“Pai, tu és o guarda-redes”

A ordem saiu da boca do pequenote e eu “obedeci” sem reclamar, até porque não é todos os dias que um adulto pode atirar-se para o chão da sala ou do pátio dos avós, imitando as defesas dos craques das balizas.

O escritor Javier Marías tem uma frase deliciosa, que frequentemente me vem à memória. Diz ele, adepto fanático do Real Madrid, que ir ver um jogo de futebol “é o regresso semanal à infância”. Costumo lembrar-me desta expressão não exactamente pelas idas ao estádio — um “desporto” que não tenho praticado nos últimos tempos — mas pela experiência da paternidade, que é duplamente um regresso diário (e intermitente) à infância.

Por um lado, passamos uma boa parte do tempo a dar finalmente razão aos nossos pais. Frases como “veste um casaco” ou “põe um boné na cabeça”, que nos irritavam na infância e adolescência, saem-nos agora da boca a toda a hora. Percebemos também o que é dormir mal, porque o(a) filho(a) está com febre, e passámos de autores a alvos de frases como “deixa-me em paz” ou “não sejas chato”.

Digamos que esta é a parte menos agradável deste constante regresso à infância. Bem mais divertido é sermos chamados pelos filhos para as brincadeiras e aventuras que fazem recuar muitos anos até ao tempo em que andávamos de bicicleta toda a tarde, jogávamos futebol de manhã à noite, construíamos carrinhos de rolamentos, coleccionávamos cromos (já agora, alguém tem para troca?) ou simulávamos festivais da canção no meio da rua.

“Pai, tu és o guarda-redes. E eu vou marcar-te um golo como o Cristiano Ronaldo”. A ordem saiu da boca do pequenote e eu “obedeci” sem reclamar, até porque não é todos os dias que um adulto pode atirar-se para o chão da sala ou do pátio dos avós, imitando as defesas dos craques das balizas. O cenário repete-se frequentemente e há dias dei por mim a escorrer suor no jardim do bairro numa futebolada com o miúdo e mais outros três que se juntaram à volta da bola.

Isto lembra-me outra frase deliciosa, contada por Eduardo Galeano, que, no seu Futebol: Sol e Sombra, lembra que um dia perguntaram à teóloga alemã Dorothee Solle como explicaria a felicidade a uma criança. “Não explicaria – respondeu ela. – Dava-lhe uma bola para que ela jogasse.”

Lá em casa, estamos nessa fase em que a bola dispensa os restantes brinquedos.
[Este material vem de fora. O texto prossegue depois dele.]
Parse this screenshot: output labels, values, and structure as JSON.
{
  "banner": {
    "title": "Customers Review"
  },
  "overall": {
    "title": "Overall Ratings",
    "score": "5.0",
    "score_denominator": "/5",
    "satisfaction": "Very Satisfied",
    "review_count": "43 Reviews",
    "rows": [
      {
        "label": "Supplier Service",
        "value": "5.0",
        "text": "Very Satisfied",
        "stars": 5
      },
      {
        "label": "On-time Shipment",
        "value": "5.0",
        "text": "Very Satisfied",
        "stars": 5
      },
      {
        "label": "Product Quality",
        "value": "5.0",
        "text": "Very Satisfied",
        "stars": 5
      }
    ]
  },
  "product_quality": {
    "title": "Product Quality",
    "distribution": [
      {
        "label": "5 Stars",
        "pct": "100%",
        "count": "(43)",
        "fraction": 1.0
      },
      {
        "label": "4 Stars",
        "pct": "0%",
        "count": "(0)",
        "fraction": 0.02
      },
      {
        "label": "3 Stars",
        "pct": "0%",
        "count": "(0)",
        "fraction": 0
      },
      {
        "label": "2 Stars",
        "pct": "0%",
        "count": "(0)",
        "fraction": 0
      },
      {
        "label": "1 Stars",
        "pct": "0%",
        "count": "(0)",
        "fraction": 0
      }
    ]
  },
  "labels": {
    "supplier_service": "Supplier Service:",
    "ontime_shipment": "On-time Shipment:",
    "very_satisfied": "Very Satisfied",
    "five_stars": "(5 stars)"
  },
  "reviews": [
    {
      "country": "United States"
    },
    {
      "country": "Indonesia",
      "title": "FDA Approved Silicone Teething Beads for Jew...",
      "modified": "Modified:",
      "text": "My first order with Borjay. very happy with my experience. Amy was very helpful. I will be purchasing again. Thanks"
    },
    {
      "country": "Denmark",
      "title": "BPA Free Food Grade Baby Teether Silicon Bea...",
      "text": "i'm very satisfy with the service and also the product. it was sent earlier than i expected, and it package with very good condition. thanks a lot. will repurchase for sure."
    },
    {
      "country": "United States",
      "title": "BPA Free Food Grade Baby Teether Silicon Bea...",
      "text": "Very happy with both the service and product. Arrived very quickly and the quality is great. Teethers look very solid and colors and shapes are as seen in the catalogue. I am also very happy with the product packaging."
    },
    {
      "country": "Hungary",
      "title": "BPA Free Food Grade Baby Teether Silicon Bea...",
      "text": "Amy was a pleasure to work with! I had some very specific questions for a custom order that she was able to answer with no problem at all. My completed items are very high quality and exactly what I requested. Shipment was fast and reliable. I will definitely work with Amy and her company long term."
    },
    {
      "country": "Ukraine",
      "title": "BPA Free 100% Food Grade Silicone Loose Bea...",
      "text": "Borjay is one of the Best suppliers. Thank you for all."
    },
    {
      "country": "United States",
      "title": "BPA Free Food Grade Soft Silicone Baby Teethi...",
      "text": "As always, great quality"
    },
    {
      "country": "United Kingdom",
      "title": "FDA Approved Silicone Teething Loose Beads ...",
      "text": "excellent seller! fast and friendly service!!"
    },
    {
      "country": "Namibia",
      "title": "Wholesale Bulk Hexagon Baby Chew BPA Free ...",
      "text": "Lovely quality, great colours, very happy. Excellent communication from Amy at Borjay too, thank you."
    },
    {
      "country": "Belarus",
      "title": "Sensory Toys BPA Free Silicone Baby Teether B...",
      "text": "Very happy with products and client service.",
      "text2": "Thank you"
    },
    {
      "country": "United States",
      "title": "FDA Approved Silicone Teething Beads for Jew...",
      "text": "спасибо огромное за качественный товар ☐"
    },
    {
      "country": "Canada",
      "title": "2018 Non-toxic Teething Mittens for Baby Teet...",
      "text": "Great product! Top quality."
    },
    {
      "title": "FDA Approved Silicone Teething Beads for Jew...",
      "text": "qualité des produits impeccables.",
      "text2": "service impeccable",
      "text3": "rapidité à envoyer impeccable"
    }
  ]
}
O que me leva a ter cada vez mais certezas sobre a loucura consumista em que vivemos. Já estarão a pensar que aí vem a conversa de velho. Mas não é isso, até porque gosto de ver como a tecnologia e o empreendedorismo nos dão hoje brinquedos com que nem sonhávamos quando éramos crianças, sejam eles areias moldáveis que nos permitem construir castelos de areia no Inverno, sejam drones ou videojogos desafiadores.

O meu ponto é que, entre festas de aniversário, Natais, dias da criança e prendas ocasionais, os miúdos juntam colecções de brinquedos exageradas, para as quais não há espaço nas casas, nem tempo na agenda das brincadeiras. Muitas vezes, porém, é difícil conter a fúria consumista, porque ninguém quer abdicar de dar uma prenda. “A troika anda aí em casa?”, questionou-se um destes dias o tio, quando lhe disse que o aniversariante não precisa de mais prendas, porque já escolheu três. Na verdade, anda. Só que não é uma troika de credores a querer dizer como se gerem as finanças lá de casa, mas sim uma “troika” com o desejo de algum bom-senso nas compras, com a vontade de não ter a casa atulhada de brinquedos e com a aspiração de aproveitar estes momentos para ajudar meninos que realmente precisam. Que tal usar as (quase inevitáveis) festas de aniversário para angariar presentes/coisas úteis para instituições que ajudam crianças? Nós vamos experimentar e aposto que vai ser bom para toda a gente.